Anne-Marie, Marie-Claude et Jacqueline ont remis en état une parcelle de jardins familiaux. Il n’y pousse que des légumes africains.
Vision inattendue dans la brume d’un matin de septembre. Dans une parcelle de jardins familiaux, trois Africaines, au milieu d’un univers uniformément vert, dos cassé et couteau à la main procèdent à la récolte du mansa en papotant. Le mansa c’est un légume africain, de la famille des cardes avec un rien d’amertume. « Il permet de composer un plat pour accompagner le poisson séché, une cuisine qui nous est chère » précise Anne-Marie, sous le contrôle de Jacqueline, la chef botaniste de l’équipe.
La récolte est abondante, les grands sacs se remplissent à vue d’oeil et ne rentreront pas en un seul voyage dans la petite voiture que les trois sœurs ont louée pour transporter leur récolte. « Nous allons en cuisiner une partie et les congeler, explique Anne Marie.
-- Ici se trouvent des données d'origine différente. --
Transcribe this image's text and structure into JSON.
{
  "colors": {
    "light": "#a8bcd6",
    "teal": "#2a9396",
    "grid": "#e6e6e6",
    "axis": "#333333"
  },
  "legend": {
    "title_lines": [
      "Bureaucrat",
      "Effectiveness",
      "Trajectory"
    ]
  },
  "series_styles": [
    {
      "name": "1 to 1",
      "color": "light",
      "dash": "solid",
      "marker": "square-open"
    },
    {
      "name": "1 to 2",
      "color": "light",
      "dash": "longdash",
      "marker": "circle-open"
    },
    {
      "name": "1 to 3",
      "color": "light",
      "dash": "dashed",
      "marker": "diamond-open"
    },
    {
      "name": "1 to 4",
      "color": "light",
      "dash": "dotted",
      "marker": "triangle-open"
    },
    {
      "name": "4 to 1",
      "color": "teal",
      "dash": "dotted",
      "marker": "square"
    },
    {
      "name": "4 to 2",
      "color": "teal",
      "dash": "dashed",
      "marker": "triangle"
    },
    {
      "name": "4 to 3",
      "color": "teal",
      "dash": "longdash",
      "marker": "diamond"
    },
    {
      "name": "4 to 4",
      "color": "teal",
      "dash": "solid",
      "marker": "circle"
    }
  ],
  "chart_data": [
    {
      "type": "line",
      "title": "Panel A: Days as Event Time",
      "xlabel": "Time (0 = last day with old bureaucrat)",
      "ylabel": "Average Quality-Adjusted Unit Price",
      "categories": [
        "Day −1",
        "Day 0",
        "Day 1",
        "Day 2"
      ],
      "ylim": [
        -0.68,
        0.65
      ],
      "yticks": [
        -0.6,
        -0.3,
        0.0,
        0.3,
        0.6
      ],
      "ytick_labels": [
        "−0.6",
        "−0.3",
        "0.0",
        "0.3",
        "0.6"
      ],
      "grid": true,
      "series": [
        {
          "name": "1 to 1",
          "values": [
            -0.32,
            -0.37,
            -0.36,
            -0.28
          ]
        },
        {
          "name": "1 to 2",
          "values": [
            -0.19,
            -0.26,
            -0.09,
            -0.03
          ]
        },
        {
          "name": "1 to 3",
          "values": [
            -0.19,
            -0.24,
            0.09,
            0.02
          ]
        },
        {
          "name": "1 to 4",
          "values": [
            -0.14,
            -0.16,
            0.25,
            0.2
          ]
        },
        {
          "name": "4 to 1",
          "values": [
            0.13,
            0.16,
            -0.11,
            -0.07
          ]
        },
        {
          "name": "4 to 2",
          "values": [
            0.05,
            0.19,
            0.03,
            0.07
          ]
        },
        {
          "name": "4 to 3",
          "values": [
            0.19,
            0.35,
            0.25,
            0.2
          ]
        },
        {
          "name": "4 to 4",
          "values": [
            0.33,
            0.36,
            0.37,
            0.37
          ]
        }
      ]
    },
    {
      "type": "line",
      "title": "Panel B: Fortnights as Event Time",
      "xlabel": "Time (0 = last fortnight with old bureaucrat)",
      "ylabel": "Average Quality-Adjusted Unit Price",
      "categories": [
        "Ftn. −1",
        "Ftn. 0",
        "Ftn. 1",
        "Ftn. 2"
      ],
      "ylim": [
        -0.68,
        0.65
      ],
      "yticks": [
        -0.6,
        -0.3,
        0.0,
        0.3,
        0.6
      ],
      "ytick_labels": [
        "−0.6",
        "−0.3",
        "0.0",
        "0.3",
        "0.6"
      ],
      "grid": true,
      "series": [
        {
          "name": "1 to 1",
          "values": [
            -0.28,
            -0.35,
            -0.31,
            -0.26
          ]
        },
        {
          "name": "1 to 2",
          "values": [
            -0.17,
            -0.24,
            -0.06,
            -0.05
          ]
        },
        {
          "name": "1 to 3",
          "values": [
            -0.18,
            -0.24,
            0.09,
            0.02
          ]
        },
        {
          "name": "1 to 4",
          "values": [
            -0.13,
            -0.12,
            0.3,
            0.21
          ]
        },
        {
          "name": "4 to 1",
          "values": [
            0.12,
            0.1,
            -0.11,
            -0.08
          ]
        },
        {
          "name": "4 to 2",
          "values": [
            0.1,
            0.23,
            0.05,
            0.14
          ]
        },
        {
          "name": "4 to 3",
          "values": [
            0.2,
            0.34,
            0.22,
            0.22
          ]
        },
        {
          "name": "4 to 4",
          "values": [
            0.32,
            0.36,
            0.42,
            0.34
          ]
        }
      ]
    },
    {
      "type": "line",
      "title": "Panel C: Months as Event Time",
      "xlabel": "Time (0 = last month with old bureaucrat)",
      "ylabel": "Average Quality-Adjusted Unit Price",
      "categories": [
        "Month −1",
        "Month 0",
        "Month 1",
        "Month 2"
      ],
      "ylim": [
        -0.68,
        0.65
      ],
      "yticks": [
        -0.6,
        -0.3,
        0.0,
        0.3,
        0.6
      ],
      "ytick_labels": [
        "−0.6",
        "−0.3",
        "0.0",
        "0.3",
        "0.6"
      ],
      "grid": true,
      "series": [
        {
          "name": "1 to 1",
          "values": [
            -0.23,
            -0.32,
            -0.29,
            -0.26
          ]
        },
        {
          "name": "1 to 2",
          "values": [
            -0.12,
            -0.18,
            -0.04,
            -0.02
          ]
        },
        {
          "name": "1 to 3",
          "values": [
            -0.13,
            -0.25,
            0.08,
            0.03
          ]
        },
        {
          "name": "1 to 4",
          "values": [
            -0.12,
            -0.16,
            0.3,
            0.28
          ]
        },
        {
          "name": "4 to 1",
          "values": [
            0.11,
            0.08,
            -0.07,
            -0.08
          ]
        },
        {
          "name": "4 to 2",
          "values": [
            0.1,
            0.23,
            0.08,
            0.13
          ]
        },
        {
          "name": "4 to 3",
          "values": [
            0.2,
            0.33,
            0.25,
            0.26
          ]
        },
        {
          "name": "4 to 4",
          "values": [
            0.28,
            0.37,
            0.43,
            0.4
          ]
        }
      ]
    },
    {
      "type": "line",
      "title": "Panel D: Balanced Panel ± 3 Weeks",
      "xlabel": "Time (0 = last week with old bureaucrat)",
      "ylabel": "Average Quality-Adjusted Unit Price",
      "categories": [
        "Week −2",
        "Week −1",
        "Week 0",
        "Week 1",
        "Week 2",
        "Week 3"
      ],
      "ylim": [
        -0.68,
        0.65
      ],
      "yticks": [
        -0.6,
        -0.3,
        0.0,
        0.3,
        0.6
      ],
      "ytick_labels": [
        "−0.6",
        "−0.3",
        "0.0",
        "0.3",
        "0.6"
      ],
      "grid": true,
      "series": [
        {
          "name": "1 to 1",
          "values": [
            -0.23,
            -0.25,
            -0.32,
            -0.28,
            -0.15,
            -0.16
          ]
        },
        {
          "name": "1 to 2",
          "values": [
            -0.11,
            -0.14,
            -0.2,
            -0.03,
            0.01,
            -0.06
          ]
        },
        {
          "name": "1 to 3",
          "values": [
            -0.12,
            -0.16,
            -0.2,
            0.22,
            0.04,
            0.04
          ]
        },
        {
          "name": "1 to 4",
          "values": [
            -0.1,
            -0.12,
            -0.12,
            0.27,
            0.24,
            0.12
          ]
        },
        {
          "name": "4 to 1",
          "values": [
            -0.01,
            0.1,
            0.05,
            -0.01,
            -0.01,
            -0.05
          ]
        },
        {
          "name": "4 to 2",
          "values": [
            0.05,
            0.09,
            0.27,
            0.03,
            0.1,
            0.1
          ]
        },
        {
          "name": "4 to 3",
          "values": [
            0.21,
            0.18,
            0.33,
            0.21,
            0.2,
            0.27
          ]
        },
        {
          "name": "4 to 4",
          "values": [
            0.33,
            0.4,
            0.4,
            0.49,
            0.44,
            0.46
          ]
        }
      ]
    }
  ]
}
Marie-Claude, la parisienne, va en emporter une autre partie fraiche à Paris pour la famille, car c’est difficile à trouver et donc cher, chez les commerçants chinois, souvent. »
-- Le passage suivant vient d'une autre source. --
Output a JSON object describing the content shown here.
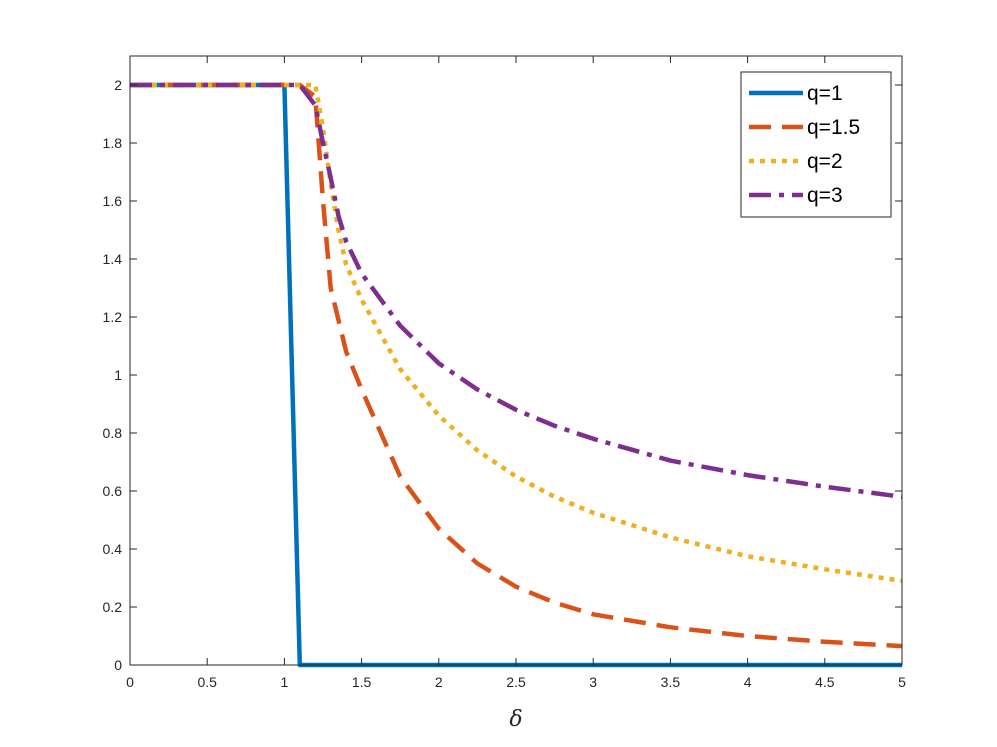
{
  "chart_data": {
    "type": "line",
    "title": "",
    "xlabel": "δ",
    "ylabel": "",
    "xlim": [
      0,
      5
    ],
    "ylim": [
      0,
      2.1
    ],
    "grid": false,
    "legend_position": "top-right",
    "x_ticks": [
      "0",
      "0.5",
      "1",
      "1.5",
      "2",
      "2.5",
      "3",
      "3.5",
      "4",
      "4.5",
      "5"
    ],
    "y_ticks": [
      "0",
      "0.2",
      "0.4",
      "0.6",
      "0.8",
      "1",
      "1.2",
      "1.4",
      "1.6",
      "1.8",
      "2"
    ],
    "series": [
      {
        "name": "q=1",
        "color": "#0072BD",
        "dash": "solid",
        "points": [
          [
            0,
            2
          ],
          [
            1.0,
            2
          ],
          [
            1.1,
            0
          ],
          [
            5,
            0
          ]
        ]
      },
      {
        "name": "q=1.5",
        "color": "#D95319",
        "dash": "dashed",
        "points": [
          [
            0,
            2
          ],
          [
            1.1,
            2
          ],
          [
            1.2,
            1.96
          ],
          [
            1.25,
            1.6
          ],
          [
            1.3,
            1.3
          ],
          [
            1.4,
            1.08
          ],
          [
            1.5,
            0.95
          ],
          [
            1.75,
            0.65
          ],
          [
            2.0,
            0.47
          ],
          [
            2.25,
            0.35
          ],
          [
            2.5,
            0.27
          ],
          [
            2.75,
            0.215
          ],
          [
            3.0,
            0.175
          ],
          [
            3.5,
            0.13
          ],
          [
            4.0,
            0.1
          ],
          [
            4.5,
            0.08
          ],
          [
            5.0,
            0.065
          ]
        ]
      },
      {
        "name": "q=2",
        "color": "#EDB120",
        "dash": "dotted",
        "points": [
          [
            0,
            2
          ],
          [
            1.2,
            2
          ],
          [
            1.25,
            1.85
          ],
          [
            1.3,
            1.66
          ],
          [
            1.35,
            1.5
          ],
          [
            1.4,
            1.38
          ],
          [
            1.5,
            1.26
          ],
          [
            1.75,
            1.02
          ],
          [
            2.0,
            0.86
          ],
          [
            2.25,
            0.74
          ],
          [
            2.5,
            0.65
          ],
          [
            2.75,
            0.58
          ],
          [
            3.0,
            0.525
          ],
          [
            3.5,
            0.44
          ],
          [
            4.0,
            0.375
          ],
          [
            4.5,
            0.33
          ],
          [
            5.0,
            0.29
          ]
        ]
      },
      {
        "name": "q=3",
        "color": "#7E2F8E",
        "dash": "dashdot",
        "points": [
          [
            0,
            2
          ],
          [
            1.1,
            2
          ],
          [
            1.2,
            1.93
          ],
          [
            1.25,
            1.8
          ],
          [
            1.3,
            1.68
          ],
          [
            1.35,
            1.55
          ],
          [
            1.4,
            1.46
          ],
          [
            1.5,
            1.35
          ],
          [
            1.75,
            1.17
          ],
          [
            2.0,
            1.04
          ],
          [
            2.25,
            0.95
          ],
          [
            2.5,
            0.88
          ],
          [
            2.75,
            0.825
          ],
          [
            3.0,
            0.78
          ],
          [
            3.5,
            0.705
          ],
          [
            4.0,
            0.655
          ],
          [
            4.5,
            0.615
          ],
          [
            5.0,
            0.58
          ]
        ]
      }
    ]
  }
}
Dans cet univers uniformément vert on trouve aussi ce qu’on appelle des endives africaines, puis l’équivalent de nos épinards et de l’amarante comestible. Anne-Marie a aussi essayé de faire pousser des courges.
« Mais le petit ruisseau s’est vite retrouvé à sec. » Alors elle a pris le taureau par les cornes et fait poser un toit sur un espace maçonné. L’eau de pluie alimentera un récupérateur d’eau pour les prochaines récoltes.
Anne-Marie est originaire du Congo Brazzaville. Arrivée à Châteauroux depuis une dizaine, désormais retraitée de l’aide à domicile, elle avait fait ses premiers essais de culture dans le petit jardin de sa sœur mais rêvait d’avoir son propre potager.
« J’avais fait la demande depuis six ans et puis la ville m’a proposé ce terrain qu’il a fallu défricher, j’avais peur que ça pousse mal car il y a beaucoup de cailloux, et puis, vous voyez ! » s’exclame-t-elle enchantée par sa première récolte.
Dans ce jardin de femmes, elles viennent prendre un bol d’oxygène, rechercher la fraîcheur en y restant tard, les soirs d’été, profiter du calme et même si la récolte casse le dos, au milieu des rangs impeccablement alignés, elles ne se plaignent pas de leur sort bien au contraire.
« Nous avons fait venir les premières graines, mais nous laissons des plants monter pour avoir nos propres semis l’an prochain. J’essaierai aussi de faire pousser du poireau ou des tomates. Car nos légumes africains ne peuvent pousser que l’été. Le printemps est trop froid à Châteauroux. »
Ce jardin congolais en Berry n’a pas encore attiré la curiosité des jardiniers alentour, mais qui sait si un jour le mansa n’aura pas pris place dans les jardins européens. En attendant ce potager est la fierté et le paradis d’Anne-Marie.